Choosing a medical insurance plan can be confusing, from deciding which deductible is the most beneficial to how to compare the benefits of the plans available. Whether paying for medical insurance out of pocket or being offered a plan through an employer, getting the most for the money helps give peace of mind. Several strategies can help make the best decision possible.
1. Compare Different Plan Types
There are several different types of plans and most differ by cost, whether needing referrals to see a doctor out of network and how to pay in case of a medical emergency. For example, when choosing a health maintenance organization over a preferred provider organization, there is a defined network of physicians to qualify for coverage.
In each plan, medical emergencies are handled depending on the individual provider. Choosing an HMO may result in lower costs when compared to a PPO. Taking the time to understand the differences between all available programs can be an important factor in long-term medical costs.
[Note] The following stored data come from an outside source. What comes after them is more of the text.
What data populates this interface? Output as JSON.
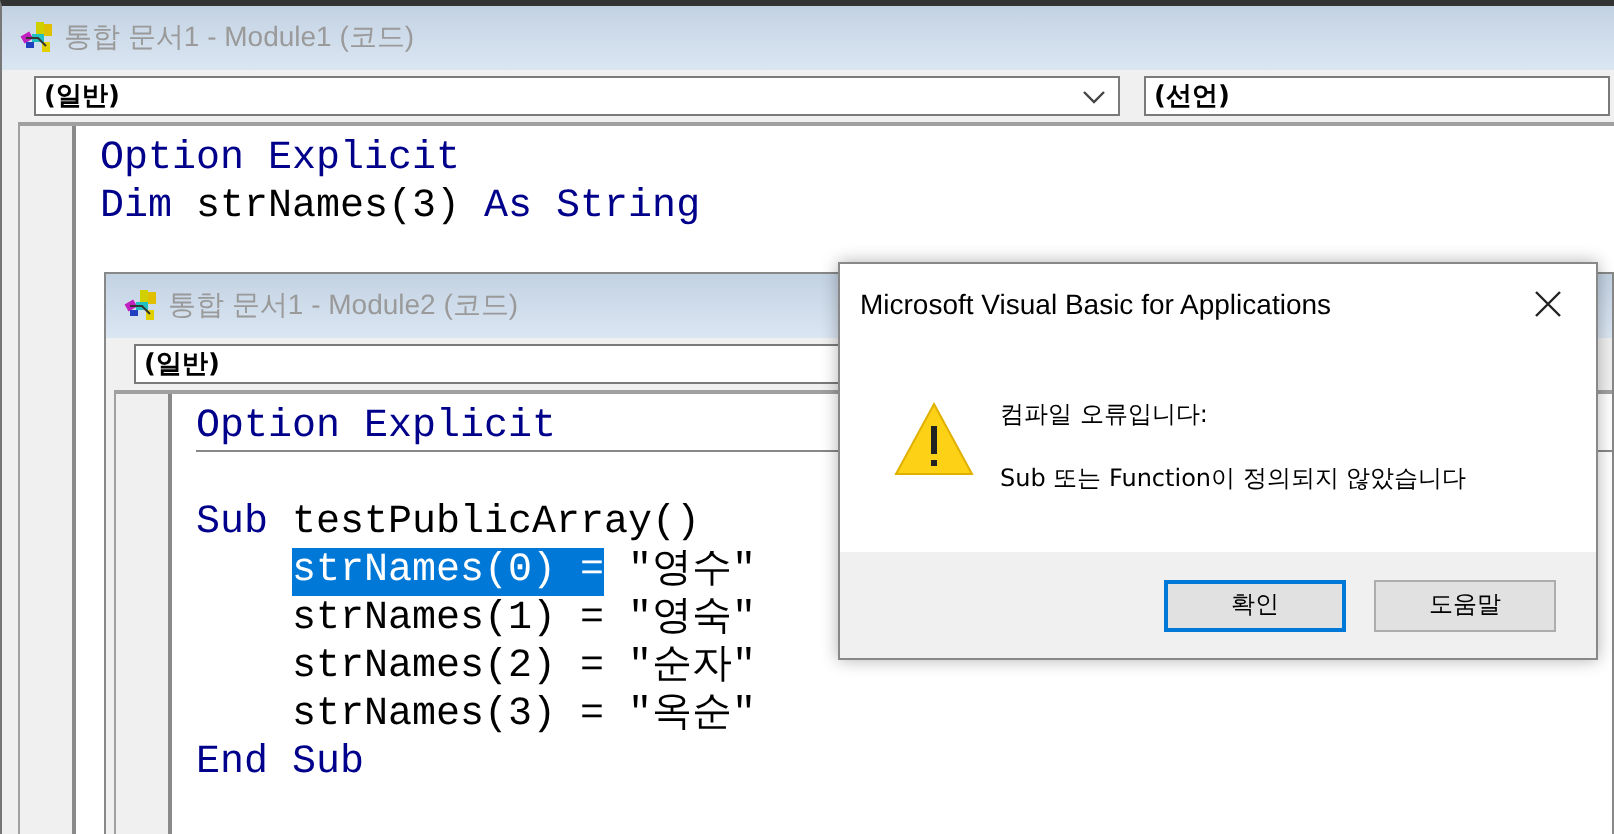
{
  "windows": [
    {
      "title": "통합 문서1 - Module1 (코드)",
      "object_combo": "(일반)",
      "procedure_combo": "(선언)",
      "code_lines": [
        {
          "kind": "code",
          "separator_after": false,
          "indented": false,
          "segments": [
            {
              "kind": "keyword",
              "text": "Option Explicit"
            }
          ]
        },
        {
          "kind": "code",
          "separator_after": false,
          "indented": false,
          "segments": [
            {
              "kind": "keyword",
              "text": "Dim"
            },
            {
              "kind": "plain",
              "text": " strNames(3) "
            },
            {
              "kind": "keyword",
              "text": "As String"
            }
          ]
        }
      ]
    },
    {
      "title": "통합 문서1 - Module2 (코드)",
      "object_combo": "(일반)",
      "code_lines": [
        {
          "kind": "code",
          "separator_after": true,
          "indented": false,
          "segments": [
            {
              "kind": "keyword",
              "text": "Option Explicit"
            }
          ]
        },
        {
          "kind": "blank"
        },
        {
          "kind": "code",
          "separator_after": false,
          "indented": false,
          "segments": [
            {
              "kind": "keyword",
              "text": "Sub"
            },
            {
              "kind": "plain",
              "text": " testPublicArray()"
            }
          ]
        },
        {
          "kind": "code",
          "separator_after": false,
          "indented": true,
          "segments": [
            {
              "kind": "selection",
              "text": "strNames(0) ="
            },
            {
              "kind": "plain",
              "text": " \"영수\""
            }
          ]
        },
        {
          "kind": "code",
          "separator_after": false,
          "indented": true,
          "segments": [
            {
              "kind": "plain",
              "text": "strNames(1) = \"영숙\""
            }
          ]
        },
        {
          "kind": "code",
          "separator_after": false,
          "indented": true,
          "segments": [
            {
              "kind": "plain",
              "text": "strNames(2) = \"순자\""
            }
          ]
        },
        {
          "kind": "code",
          "separator_after": false,
          "indented": true,
          "segments": [
            {
              "kind": "plain",
              "text": "strNames(3) = \"옥순\""
            }
          ]
        },
        {
          "kind": "code",
          "separator_after": false,
          "indented": false,
          "segments": [
            {
              "kind": "keyword",
              "text": "End Sub"
            }
          ]
        }
      ]
    }
  ],
  "dialog": {
    "title": "Microsoft Visual Basic for Applications",
    "kind": "warning",
    "heading": "컴파일 오류입니다:",
    "message": "Sub 또는 Function이 정의되지 않았습니다",
    "buttons": [
      {
        "label": "확인",
        "focused": true
      },
      {
        "label": "도움말",
        "focused": false
      }
    ]
  }
}
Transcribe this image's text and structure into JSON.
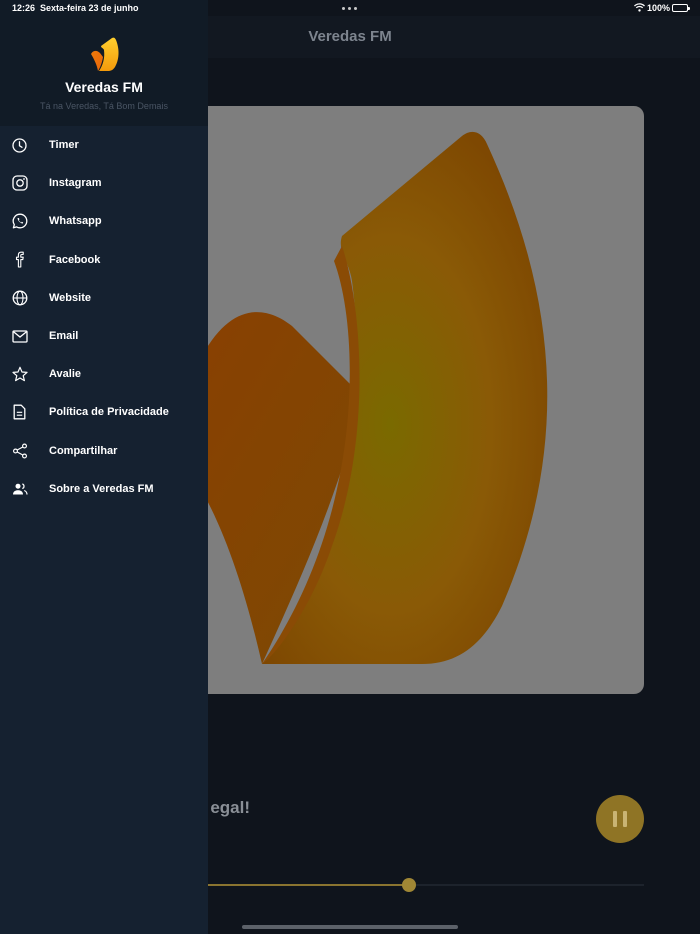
{
  "status_bar": {
    "time": "12:26",
    "date": "Sexta-feira 23 de junho",
    "battery": "100%"
  },
  "app": {
    "title": "Veredas FM"
  },
  "drawer": {
    "brand_name": "Veredas FM",
    "slogan": "Tá na Veredas, Tá Bom Demais",
    "items": [
      {
        "label": "Timer",
        "icon": "clock-icon"
      },
      {
        "label": "Instagram",
        "icon": "instagram-icon"
      },
      {
        "label": "Whatsapp",
        "icon": "whatsapp-icon"
      },
      {
        "label": "Facebook",
        "icon": "facebook-icon"
      },
      {
        "label": "Website",
        "icon": "globe-icon"
      },
      {
        "label": "Email",
        "icon": "mail-icon"
      },
      {
        "label": "Avalie",
        "icon": "star-icon"
      },
      {
        "label": "Política de Privacidade",
        "icon": "document-icon"
      },
      {
        "label": "Compartilhar",
        "icon": "share-icon"
      },
      {
        "label": "Sobre a Veredas FM",
        "icon": "people-icon"
      }
    ]
  },
  "player": {
    "song_title_visible": "egal!",
    "progress": 0.635
  },
  "colors": {
    "drawer_bg": "#152130",
    "drawer_header_bg": "#111b26",
    "accent": "#c9a53a",
    "background": "#0f141c"
  }
}
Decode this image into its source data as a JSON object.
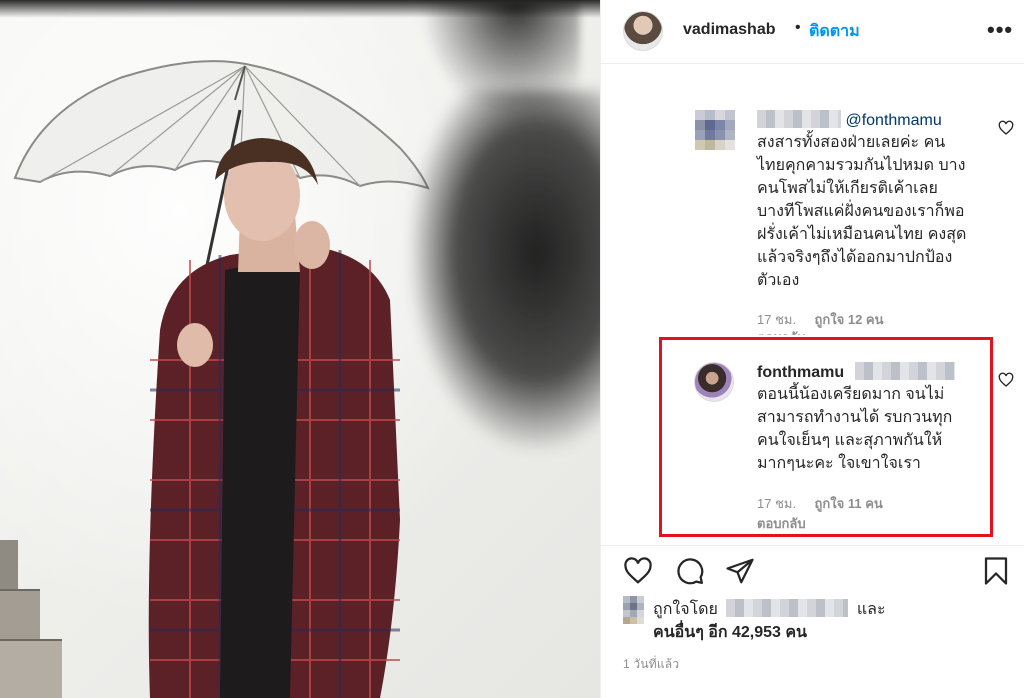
{
  "header": {
    "username": "vadimashab",
    "dot": "•",
    "follow_label": "ติดตาม",
    "more_label": "•••"
  },
  "comments": [
    {
      "mention": "@fonthmamu",
      "text": "สงสารทั้งสองฝ่ายเลยค่ะ คน\nไทยคุกคามรวมกันไปหมด บาง\nคนโพสไม่ให้เกียรติเค้าเลย\nบางทีโพสแค่ฝั่งคนของเราก็พอ\nฝรั่งเค้าไม่เหมือนคนไทย คงสุด\nแล้วจริงๆถึงได้ออกมาปกป้อง\nตัวเอง",
      "time": "17 ชม.",
      "likes": "ถูกใจ 12 คน",
      "reply": "ตอบกลับ"
    },
    {
      "username": "fonthmamu",
      "text": "ตอนนี้น้องเครียดมาก จนไม่\nสามารถทำงานได้ รบกวนทุก\nคนใจเย็นๆ และสุภาพกันให้\nมากๆนะคะ ใจเขาใจเรา",
      "time": "17 ชม.",
      "likes": "ถูกใจ 11 คน",
      "reply": "ตอบกลับ"
    }
  ],
  "likes_row": {
    "prefix": "ถูกใจโดย",
    "and": "และ",
    "others": "คนอื่นๆ อีก 42,953 คน"
  },
  "timestamp": "1 วันที่แล้ว",
  "colors": {
    "follow_blue": "#0095f6",
    "highlight_red": "#e3131e",
    "meta_gray": "#8e8e8e",
    "mention_blue": "#00376b"
  },
  "icons": [
    "more-icon",
    "heart-icon",
    "comment-icon",
    "share-icon",
    "bookmark-icon"
  ]
}
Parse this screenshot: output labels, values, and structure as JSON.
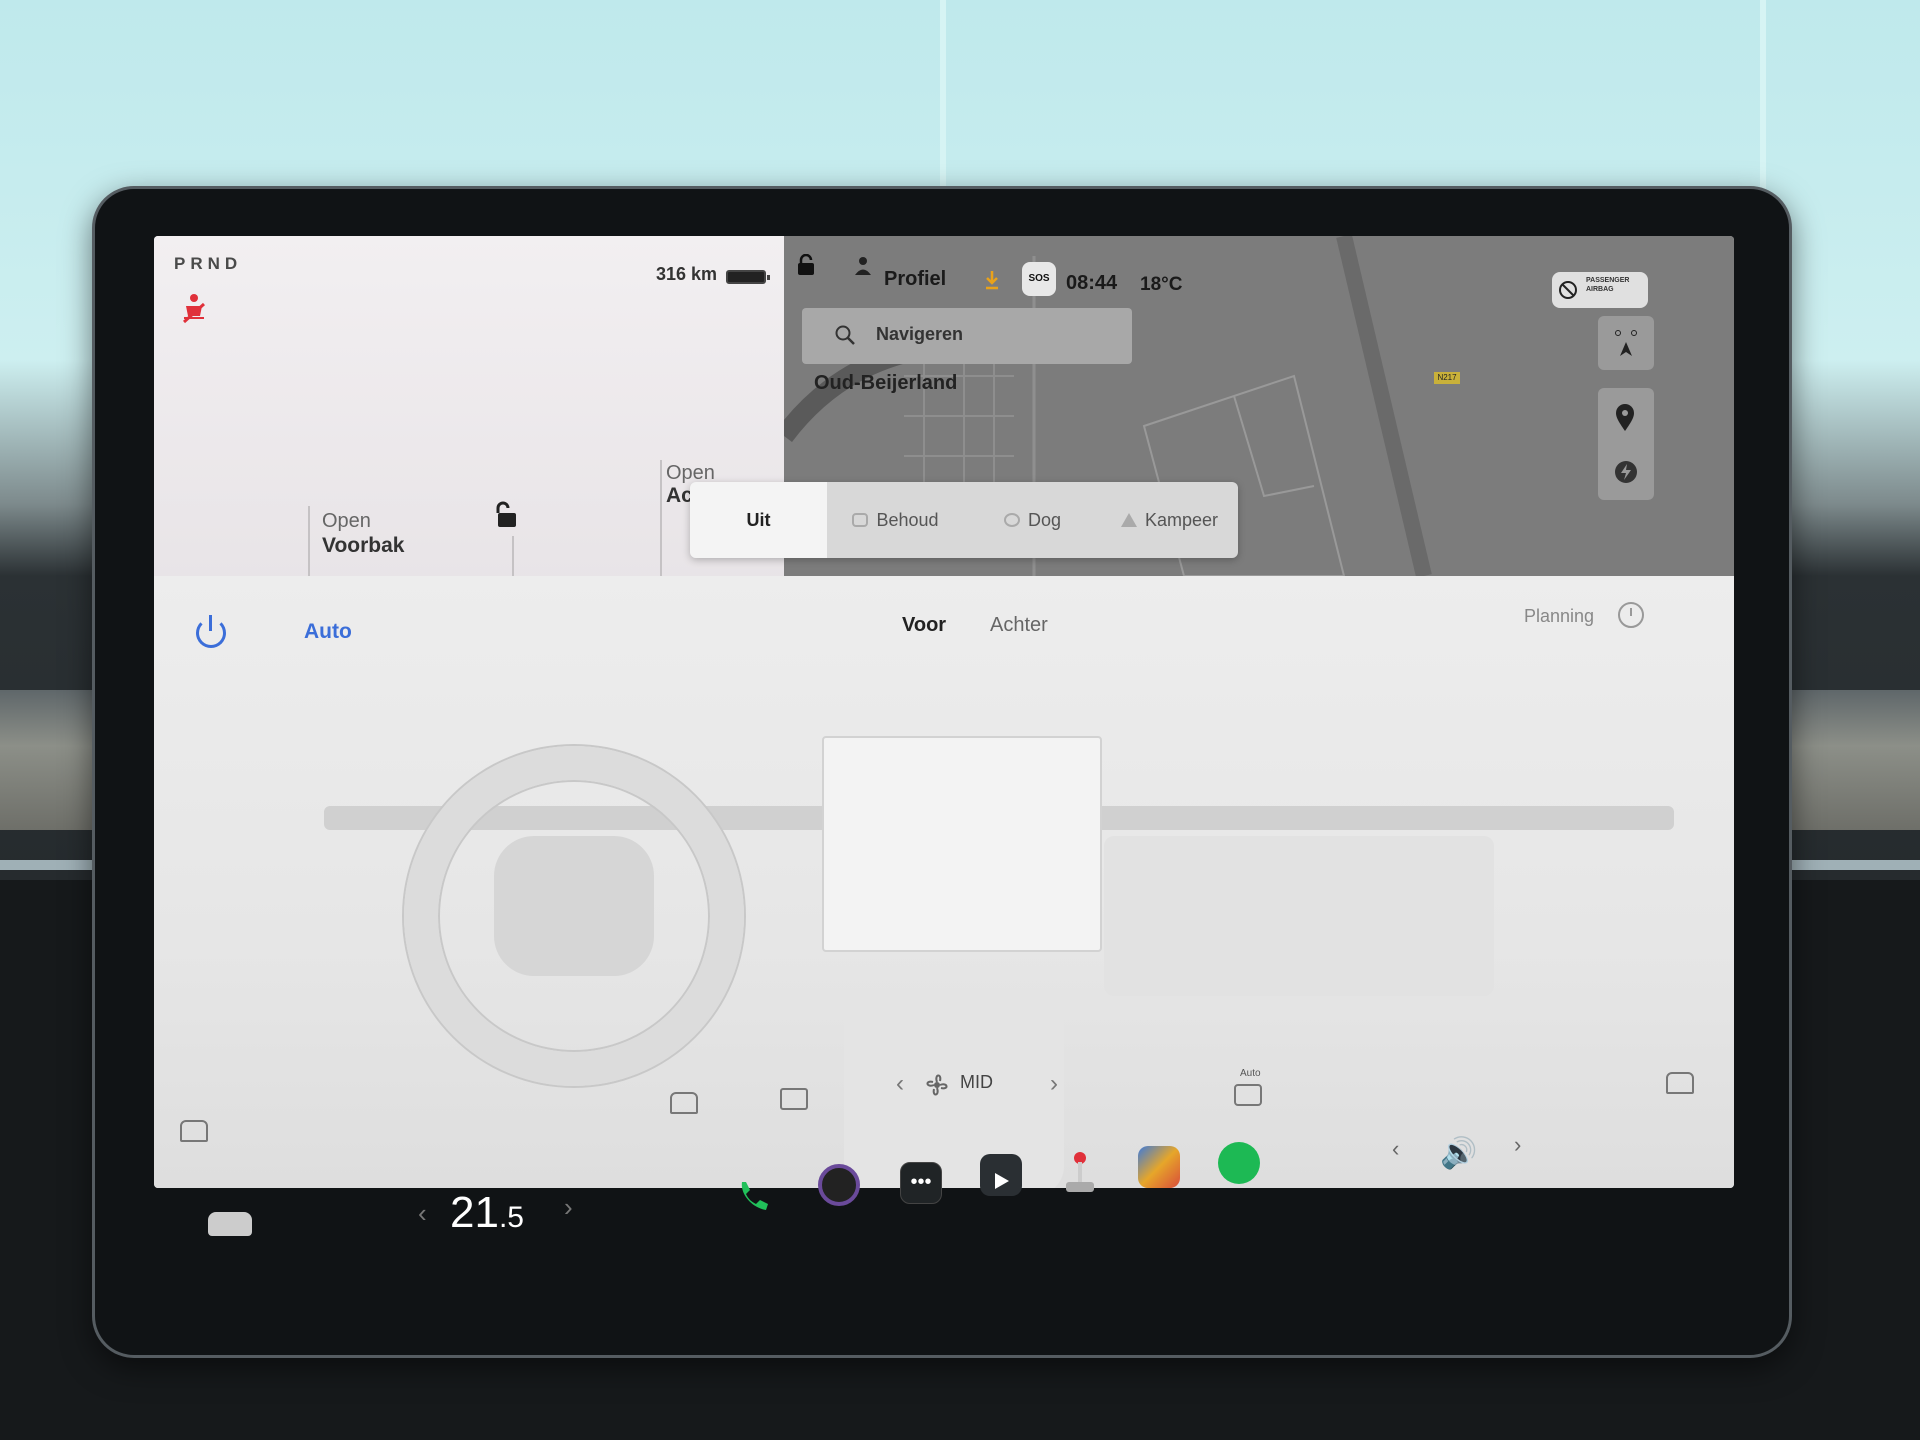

2. Consider Family Medical Needs
One of the most vital elements of choosing an affordable medical care plan is to consider your financial needs versus your family’s medical needs. Skimping on coverage to create savings may shortchange your children when they need a specialist or emergency medical care. Before you choose a plan, make a list of each family member’s needs and how often they need treatment for any chronic illnesses, such as type II diabetes or arthritis. Remember to figure in the cost of medications and which local pharmacies are covered by your provider.
3. Consider Emergency Medical Care
Urgent care centers and online registration for local emergency rooms have made long wait times at hospitals nearly obsolete; however, not all these services may be covered under every health plan. While it is impossible to know when a medical emergency will take place, understanding they type of coverage for an accident can give peace of mind when your spouse or children need immediate treatment. Review which urgent care facilities are in the provider network and which services may not be covered to be a prepared as possible for the future.
4. Look for Blanket Coverage
Depending on the type of employer-arranged medical coverage, medical and dental coverage may be available under the same plan. This can result in considerable savings when compared to a policy that requires separate payments for each, especially when needing to cover young children who will need dental care and checkups as they grow.
Massachusetts oral surgeon, Dr. George Hatzigiannis says policies that include dental coverage and access to oral surgeons help save on out-of-pocket expenses over plans that do not offer multiple coverage options.
Blanket coverage may also be helpful if you require specialized services for your family, such as mental health assistance or physical therapy. While you may pay a higher deductible for including these benefits, it may be less costly than going out of network if you choose a cheaper policy.
5. Calculate and Save
Some plans are similar, but differ in minor ways. To make an informed final choice use a simple twelve-month calculation for each. Multiply monthly premium payments by 12, then calculate each plan’s maximum out-of-pocket costs to discover which plan will cost you less in the long run. This calculation helps make the most informed decision to create a viable medical budget.
6. Review Upcoming Medical Needs
While the initial goal may be to keep monthly premiums low, be aware that lower cost programs may come with a higher deductible. This is probably not the best option if there are known upcoming medical costs. For example, anyone who needs surgery, is planning to have a child, is currently pregnant, or will need frequent treatment for a chronic illness, must balance low premiums against high deductibles. The more the policy pays for, the more money can be saved on frequent medical care in the near future.
Paying a higher monthly premium may be a better choice for large families. Growing children require immunizations, checkups, and other medical care that can add up if there are more than two children. Consult the employer’s medical insurance representative about how to adjust the deductible to get the best savings.
Buying medical insurance can be a challenge, especially with the options available (or lack of them) and fine print. Taking the time to calculate costs and savings versus the family’s medical needs can help make the most informed decision possible. Obamacare did not make things easier, and medical insurance plans are still hard to manage on family budgets.